Dell’Era, riflettendo con acume sul malessere della sua epoca, riteneva che la crisi della poesia e della scrittura dipendesse anche dall’equivoco che “lo spirito, l’intelligenza, l’ingegno, il genio come del resto la santità siano cose commerciabili’(7). Non era vero che tutto si poteva acquistare con il denaro;; i valori dello spirito non erano disponibili nella transazione economica. Nel processo degenerativo della scrittura fattore decisivo era stato “l’aver asservito la letteratura alla politica”(8), come si era appunto verificato nei regimi improntati sull’ideologia del totalitarismo nelle variegate espressioni di destra e di sinistra quando, al contrario “l’arte ha bisogno di essere disinteressata e spontanea”(9), in tal modo difatti l’artista si svincolava da ogni condizionamento di natura psicologica e sociale. E qui Dell’Era si apre al ricordo dell’epoca incantata de “Il Frontespizio” a cui “collaborarono disinteressatamente pochi spiriti bene affiatati... senza servilismi, tanto quanto bastò per essere fecondo e rimpianto”(10). Di tale vicenda si trova una partecipe rievocazione in uno scritto del 1967: a distanza di tanti anni si comprende meglio quanto è accaduto ed in una rievocazione nostalgica si coglie, quasi liricamente, il significato di una emozionante avventura spirituale “Quella fu per noi la stagione più fervida e cordiale, auspice Piero Bargellini, al quale, prima che sia troppo tardi, i frontespiziai superstiti dovrebbero tributare un omaggio di doverosa riconoscenza. Si era giovani allora e soprattutto uniti. Poi la guerra ci disperse e oggi ci si conta sulle dita, stupiti che la morte ci abbia così diradati. Ci pareva anche che valesse la pena dì scrivere, far della poesia: la vita aveva più consistenza.
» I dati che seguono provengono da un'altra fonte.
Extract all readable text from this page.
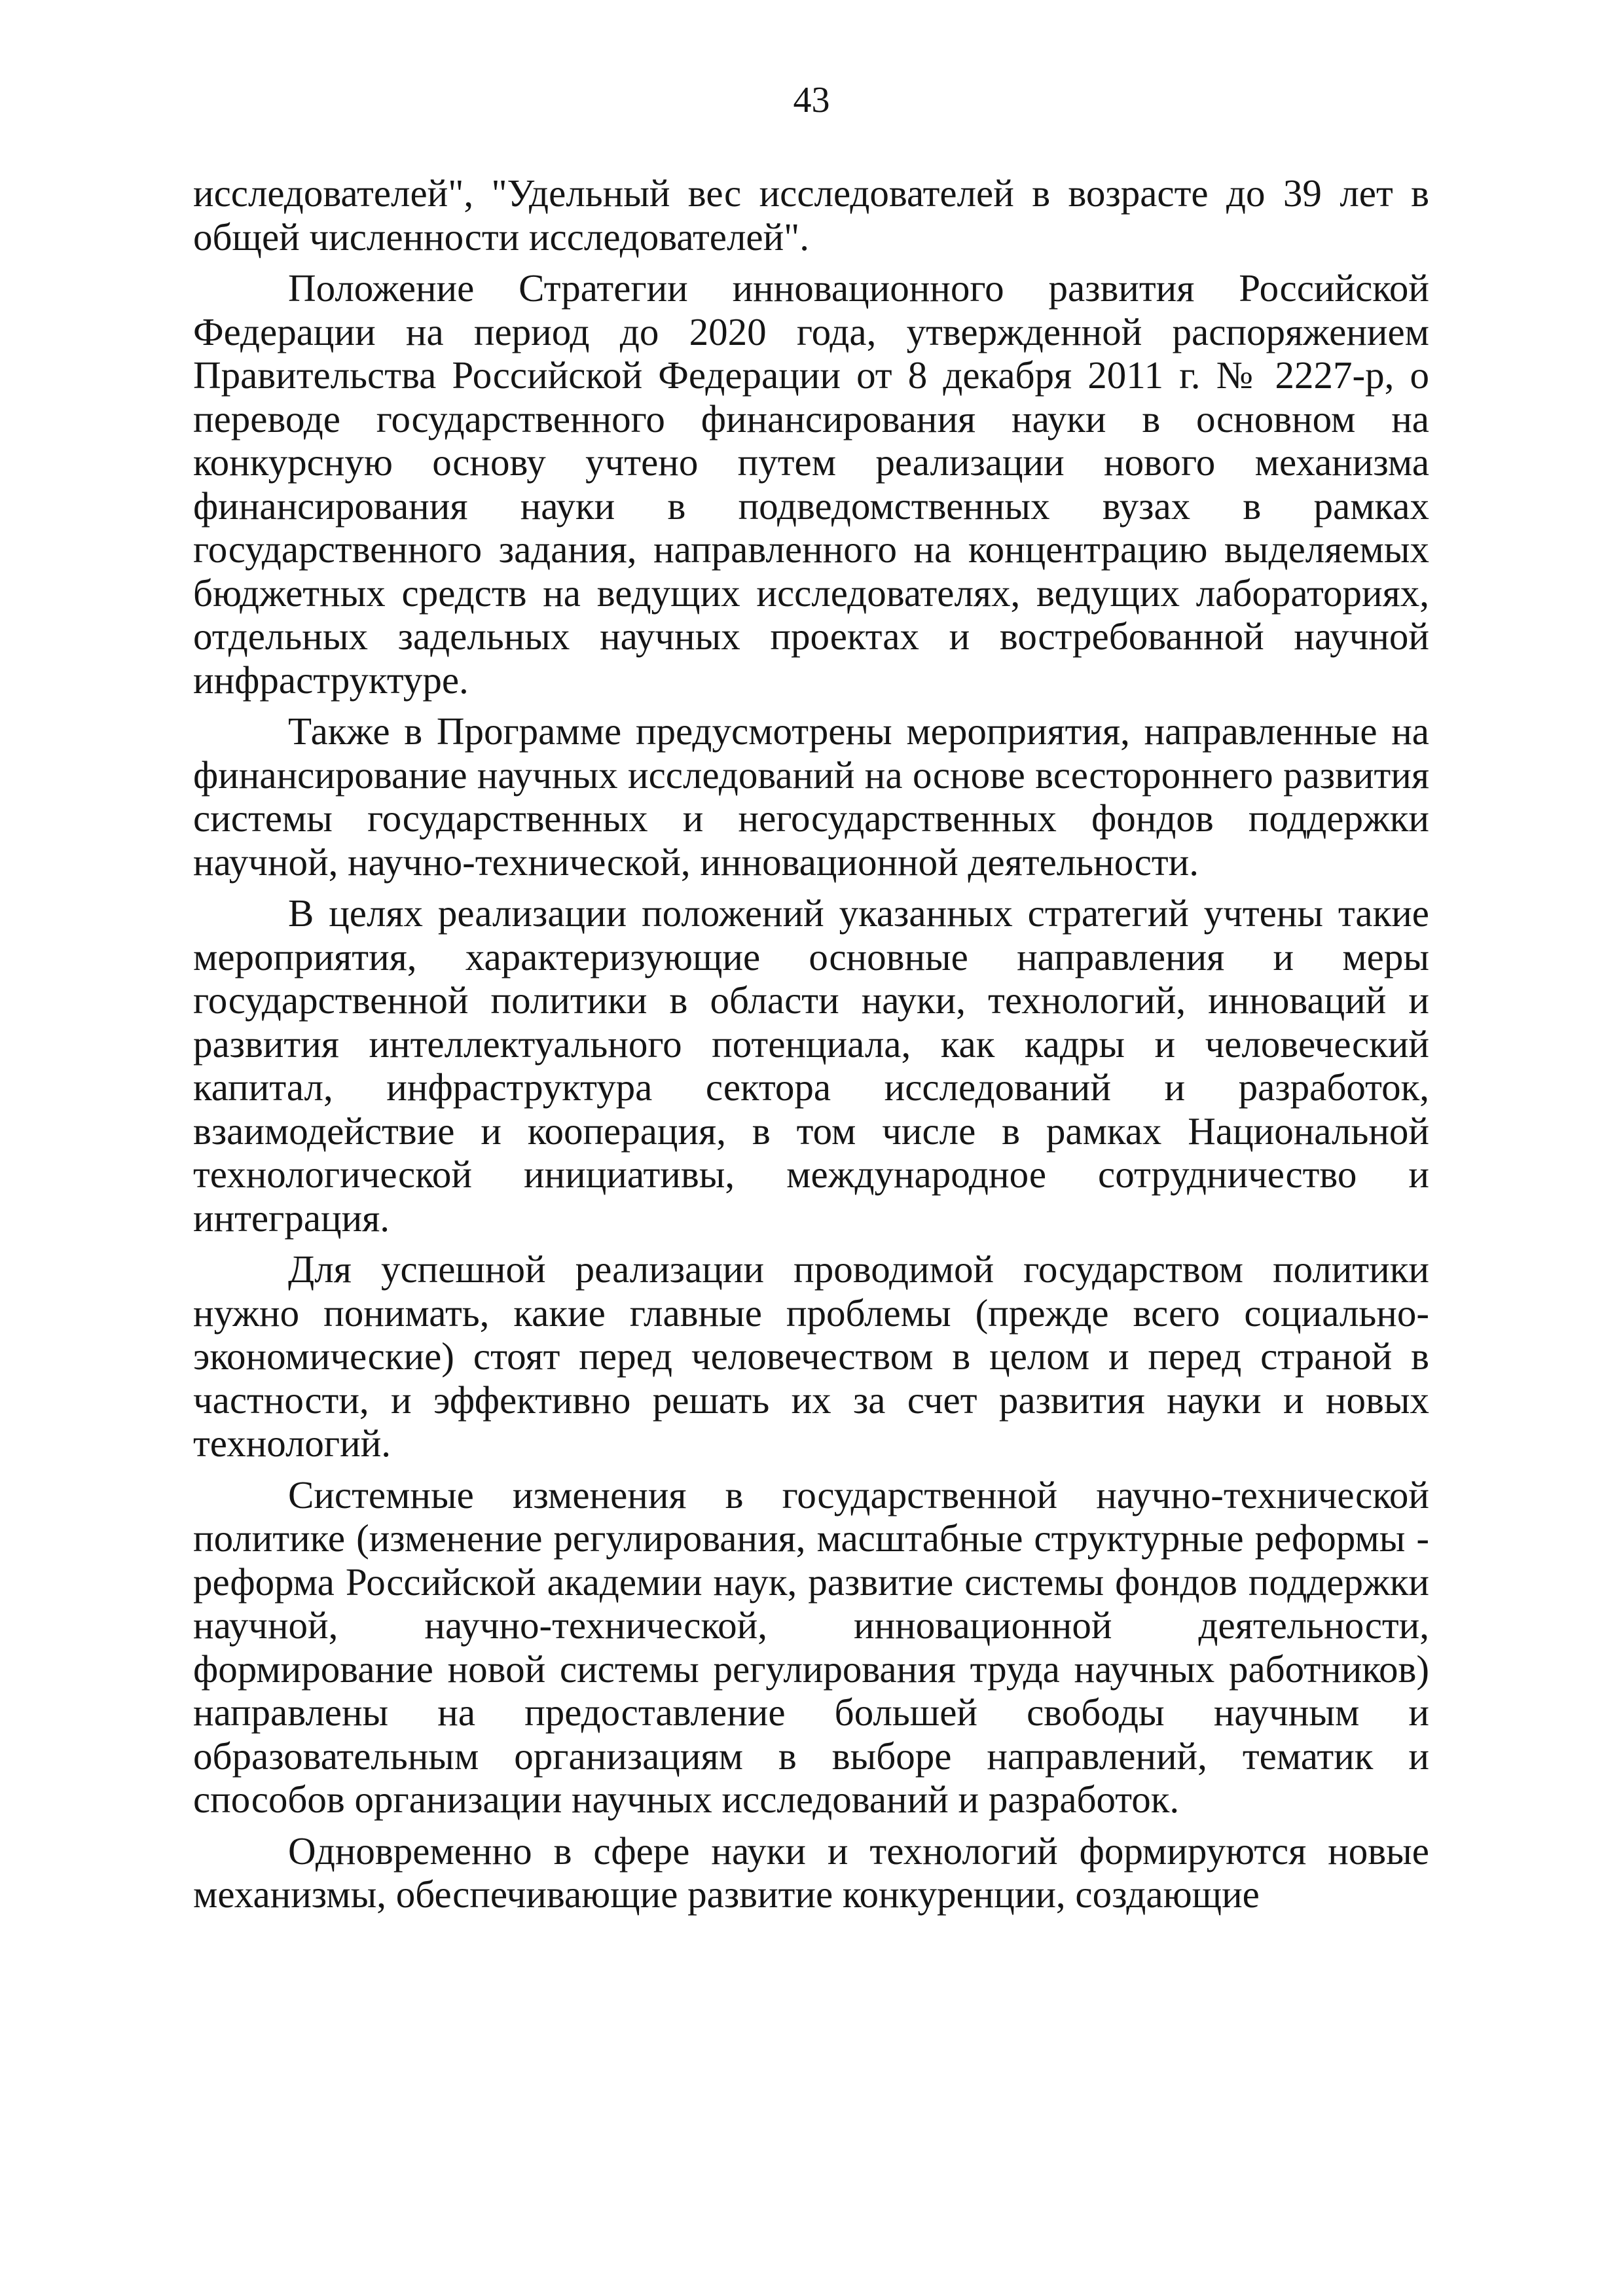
43

исследователей", "Удельный вес исследователей в возрасте до 39 лет в общей численности исследователей".

Положение Стратегии инновационного развития Российской Федерации на период до 2020 года, утвержденной распоряжением Правительства Российской Федерации от 8 декабря 2011 г. № 2227-р, о переводе государственного финансирования науки в основном на конкурсную основу учтено путем реализации нового механизма финансирования науки в подведомственных вузах в рамках государственного задания, направленного на концентрацию выделяемых бюджетных средств на ведущих исследователях, ведущих лабораториях, отдельных задельных научных проектах и востребованной научной инфраструктуре.

Также в Программе предусмотрены мероприятия, направленные на финансирование научных исследований на основе всестороннего развития системы государственных и негосударственных фондов поддержки научной, научно-технической, инновационной деятельности.

В целях реализации положений указанных стратегий учтены такие мероприятия, характеризующие основные направления и меры государственной политики в области науки, технологий, инноваций и развития интеллектуального потенциала, как кадры и человеческий капитал, инфраструктура сектора исследований и разработок, взаимодействие и кооперация, в том числе в рамках Национальной технологической инициативы, международное сотрудничество и интеграция.

Для успешной реализации проводимой государством политики нужно понимать, какие главные проблемы (прежде всего социально-экономические) стоят перед человечеством в целом и перед страной в частности, и эффективно решать их за счет развития науки и новых технологий.

Системные изменения в государственной научно-технической политике (изменение регулирования, масштабные структурные реформы - реформа Российской академии наук, развитие системы фондов поддержки научной, научно-технической, инновационной деятельности, формирование новой системы регулирования труда научных работников) направлены на предоставление большей свободы научным и образовательным организациям в выборе направлений, тематик и способов организации научных исследований и разработок.

Одновременно в сфере науки и технологий формируются новые механизмы, обеспечивающие развитие конкуренции, создающие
Potevamo esser malati di estetica, del bello stile o, se vogliamo, di angelicismo: sarà perché, come ho detto, quella fu per me la stagione più bella, sta di fatto che le pagine degli autori di quel tempo , dì Bargellini, di Lisi, di Betocchi, di Pezzani, di Grande, di Barile, di Bugiani e di altri mantengono tutta la loro freschezza ed incanto. Se dovessimo definire invece il ventennio che ne è seguito, poche eccezioni fatte, dovremmo dirlo la dittatura del brutto e della pornografia, gabellata per letteratura”
(11).
Con tutto ciò secondo Dell’Era “non dobbiamo essere catastrofici’. Lo scrittore che, per suo stesso riconoscimento, soffriva di un “romanticismo foscoliano e funerario”(13) per cui risultava più emozionante visitare i luoghi in cui i grandi poeti erano vissuti anziché incontrarli di persona, non si esauriva però in una nostalgia morbosa e di maniera, convinto sempre della funzione insostituibile della poesia per salvaguardare l’interiorità degli uomini di oggi e di domani e nella speranza ribadita che non sarebbero mancati mai “quei pochi, pochissimi poeti e artisti che non si lasceranno commercializzare”(14)..
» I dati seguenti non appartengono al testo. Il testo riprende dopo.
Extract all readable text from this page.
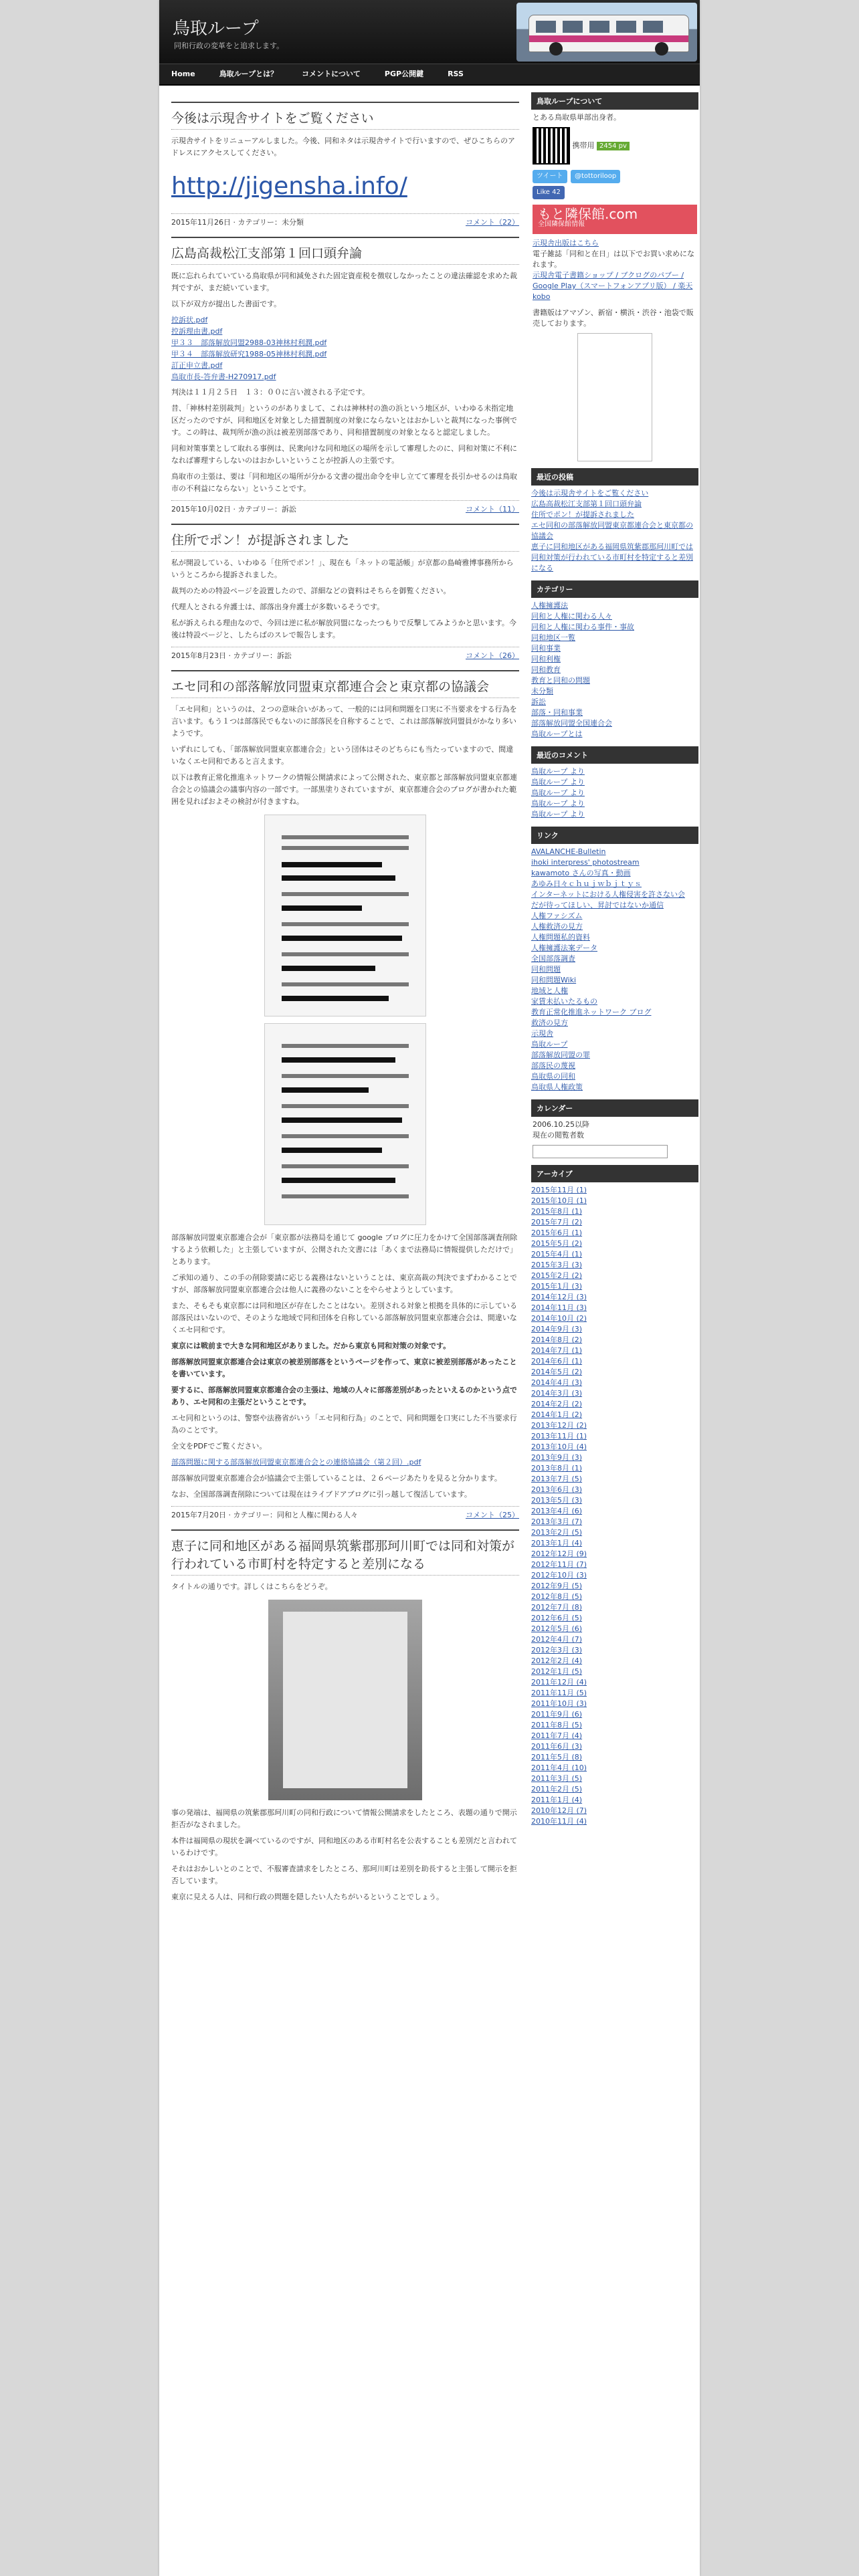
鳥取ループ
同和行政の変革をと追求します。
Home	鳥取ループとは？	コメントについて	PGP公開鍵	RSS
今後は示現舎サイトをご覧ください

示現舎サイトをリニューアルしました。今後、同和ネタは示現舎サイトで行いますので、ぜひこちらのアドレスにアクセスしてください。

http://jigensha.info/
2015年11月26日 · カテゴリー：未分類	コメント（22）
広島高裁松江支部第１回口頭弁論

既に忘れられていている鳥取県が同和減免された固定資産税を徴収しなかったことの違法確認を求めた裁判ですが、まだ続いています。

以下が双方が提出した書面です。

控訴状.pdf
控訴理由書.pdf
甲３３　部落解放同盟2988-03神林村利潤.pdf
甲３４　部落解放研究1988-05神林村利潤.pdf
訂正申立書.pdf
鳥取市長-答弁書-H270917.pdf

判決は１１月２５日　１３：００に言い渡される予定です。

昔、「神林村差別裁判」というのがありまして、これは神林村の漁の浜という地区が、いわゆる未指定地区だったのですが、同和地区を対象とした措置制度の対象にならないとはおかしいと裁判になった事例です。この時は、裁判所が漁の浜は被差別部落であり、同和措置制度の対象となると認定しました。

同和対策事業として取れる事例は、民衆向けな同和地区の場所を示して審理したのに、同和対策に不利になれば審理すらしないのはおかしいということが控訴人の主張です。

鳥取市の主張は、要は「同和地区の場所が分かる文書の提出命令を申し立てて審理を長引かせるのは鳥取市の不利益にならない」ということです。

2015年10月02日 · カテゴリー：訴訟	コメント（11）
住所でポン！が提訴されました

私が開設している、いわゆる「住所でポン！」、現在も「ネットの電話帳」が京都の島崎雅博事務所からいうところから提訴されました。

裁判のための特設ページを設置したので、詳細などの資料はそちらを御覧ください。

代理人とされる弁護士は、部落出身弁護士が多数いるそうです。

私が訴えられる理由なので、今回は逆に私が解放同盟になったつもりで反撃してみようかと思います。今後は特設ページと、したらばのスレで報告します。

2015年8月23日 · カテゴリー：訴訟	コメント（26）
エセ同和の部落解放同盟東京都連合会と東京都の協議会

「エセ同和」というのは、２つの意味合いがあって、一般的には同和問題を口実に不当要求をする行為を言います。もう１つは部落民でもないのに部落民を自称することで、これは部落解放同盟員がかなり多いようです。

いずれにしても、「部落解放同盟東京都連合会」という団体はそのどちらにも当たっていますので、間違いなくエセ同和であると言えます。

以下は教育正常化推進ネットワークの情報公開請求によって公開された、東京都と部落解放同盟東京都連合会との協議会の議事内容の一部です。一部黒塗りされていますが、東京都連合会のブログが書かれた範囲を見ればおよその検討が付きますね。

部落解放同盟東京都連合会が「東京都が法務局を通じて google ブログに圧力をかけて全国部落調査削除するよう依頼した」と主張していますが、公開された文書には「あくまで法務局に情報提供しただけで」とあります。

ご承知の通り、この手の削除要請に応じる義務はないということは、東京高裁の判決でまずわかることですが、部落解放同盟東京都連合会は他人に義務のないことをやらせようとしています。

また、そもそも東京都には同和地区が存在したことはない。差別される対象と根拠を具体的に示している部落民はいないので、そのような地域で同和団体を自称している部落解放同盟東京都連合会は、間違いなくエセ同和です。

東京には戦前まで大きな同和地区がありました。だから東京も同和対策の対象です。

部落解放同盟東京都連合会は東京の被差別部落をというページを作って、東京に被差別部落があったことを書いています。

要するに、部落解放同盟東京都連合会の主張は、地域の人々に部落差別があったといえるのかという点であり、エセ同和の主張だということです。

エセ同和というのは、警察や法務省がいう「エセ同和行為」のことで、同和問題を口実にした不当要求行為のことです。

全文をPDFでご覧ください。

部落問題に関する部落解放同盟東京都連合会との連絡協議会（第２回）.pdf

部落解放同盟東京都連合会が協議会で主張していることは、２６ページあたりを見ると分かります。

なお、全国部落調査削除については現在はライブドアブログに引っ越して復活しています。

2015年7月20日 · カテゴリー：同和と人権に関わる人々	コメント（25）
恵子に同和地区がある福岡県筑紫郡那珂川町では同和対策が行われている市町村を特定すると差別になる

タイトルの通りです。詳しくはこちらをどうぞ。

事の発端は、福岡県の筑紫郡那珂川町の同和行政について情報公開請求をしたところ、表題の通りで開示拒否がなされました。

本件は福岡県の現状を調べているのですが、同和地区のある市町村名を公表することも差別だと言われているわけです。

それはおかしいとのことで、不服審査請求をしたところ、那珂川町は差別を助長すると主張して開示を拒否しています。

東京に見える人は、同和行政の問題を隠したい人たちがいるということでしょう。

鳥取ループについて
とある鳥取県単部出身者。
携帯用 2454 pv
ツイート @tottoriloop
Like 42
もと隣保館.com
全国隣保館情報
示現舎出版はこちら
電子雑誌「同和と在日」は以下でお買い求めになれます。
示現舎電子書籍ショップ / ブクログのパブー / Google Play（スマートフォンアプリ版） / 楽天kobo
書籍版はアマゾン、新宿・横浜・渋谷・池袋で販売しております。
最近の投稿
今後は示現舎サイトをご覧ください
広島高裁松江支部第１回口頭弁論
住所でポン！が提訴されました
エセ同和の部落解放同盟東京都連合会と東京都の協議会
恵子に同和地区がある福岡県筑紫郡那珂川町では同和対策が行われている市町村を特定すると差別になる
カテゴリー
人権擁護法
同和と人権に関わる人々
同和と人権に関わる事件・事故
同和地区一覧
同和事業
同和利権
同和教育
教育と同和の問題
未分類
訴訟
部落・同和事業
部落解放同盟全国連合会
鳥取ループとは
最近のコメント
鳥取ループ より
鳥取ループ より
鳥取ループ より
鳥取ループ より
鳥取ループ より
リンク
AVALANCHE-Bulletin
ihoki interpress' photostream
kawamoto さんの写真・動画
あゆみ日々ｃｈｕｊｗｂｊｔｙｓ
インターネットにおける人権侵害を許さない会
だが待ってほしい、昇討ではないか通信
人権ファシズム
人権救済の見方
人権問題私的資料
人権擁護法案データ
全国部落調査
同和問題
同和問題Wiki
地域と人権
家賃未払いたるもの
教育正常化推進ネットワーク ブログ
救済の見方
示現舎
鳥取ループ
部落解放同盟の罪
部落民の蔑視
鳥取県の同和
鳥取県人権政策
カレンダー
2006.10.25以降
現在の閲覧者数
アーカイブ
2015年11月 (1)
2015年10月 (1)
2015年8月 (1)
2015年7月 (2)
2015年6月 (1)
2015年5月 (2)
2015年4月 (1)
2015年3月 (3)
2015年2月 (2)
2015年1月 (3)
2014年12月 (3)
2014年11月 (3)
2014年10月 (2)
2014年9月 (3)
2014年8月 (2)
2014年7月 (1)
2014年6月 (1)
2014年5月 (2)
2014年4月 (3)
2014年3月 (3)
2014年2月 (2)
2014年1月 (2)
2013年12月 (2)
2013年11月 (1)
2013年10月 (4)
2013年9月 (3)
2013年8月 (1)
2013年7月 (5)
2013年6月 (3)
2013年5月 (3)
2013年4月 (6)
2013年3月 (7)
2013年2月 (5)
2013年1月 (4)
2012年12月 (9)
2012年11月 (7)
2012年10月 (3)
2012年9月 (5)
2012年8月 (5)
2012年7月 (8)
2012年6月 (5)
2012年5月 (6)
2012年4月 (7)
2012年3月 (3)
2012年2月 (4)
2012年1月 (5)
2011年12月 (4)
2011年11月 (5)
2011年10月 (3)
2011年9月 (6)
2011年8月 (5)
2011年7月 (4)
2011年6月 (3)
2011年5月 (8)
2011年4月 (10)
2011年3月 (5)
2011年2月 (5)
2011年1月 (4)
2010年12月 (7)
2010年11月 (4)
Dell’Era, rimanendo costantemente nella prospettiva della eternità e non in quella del tempo, ne coglieva con preveggenza gli aspetti più ambigui e conturbanti destinati ad enfatizzarsi nello svolgimento della modernità quando “per la libidine di notizie sensazionali si vomita tutto. Si mette tutto sulla piazza”(15), determinando in tal modo la rarefazione o addirittura la scomparsa di quella dimensione interiore fondamentale invece nella messa a punto e nella conservazione della personalità. Non casualmente nelle sparse riflessioni dello scrittore intorno al significato della letteratura e della poesia, a più riprese, affiora l’elogio della solitudine, non come scelta che renda estranei al tumulto della vita, ma come pausa necessaria della interiorità per poi tornare tra gli uomini donando loro frammenti di verità e di bellezza.
 Dell
Era così affascinato da Siena, ne aveva in maniera sofferta colto tutti i limiti e le ambiguità quando in una penetrante analisi dell’opera di Tozzi, per una sorta di meccanismo faceva intravedere il suo rapporto problematico con la città dall’aria pettegola e provinciale, scontrosa e angolosa”, nella quale, alla fine, lui stesso era vivo e presente dappertutto meno che a Siena... (perché) Siena è un città fatta così: livella e appiattisce. I suoi figli migliori se ne vanno, tentano, per farsi un nome o una reputazione, altri lumi, città di più largo respiro”(16). Si comprende pertanto, da tale angolatura, la predilezione di Dell’Era per la solitudine, come condizione atta a salvaguardare l’esistenza dallo sfilacciamento nella chiacchiera e nella banalità: “Amerò la mia solitudine che si accende di aurore, di piccole cose soavissime a vedersi, anche se dimenticassi il linguaggio degli uomini, hanno le creature una loro voce che fa tremare di gioia e di meraviglia”(17).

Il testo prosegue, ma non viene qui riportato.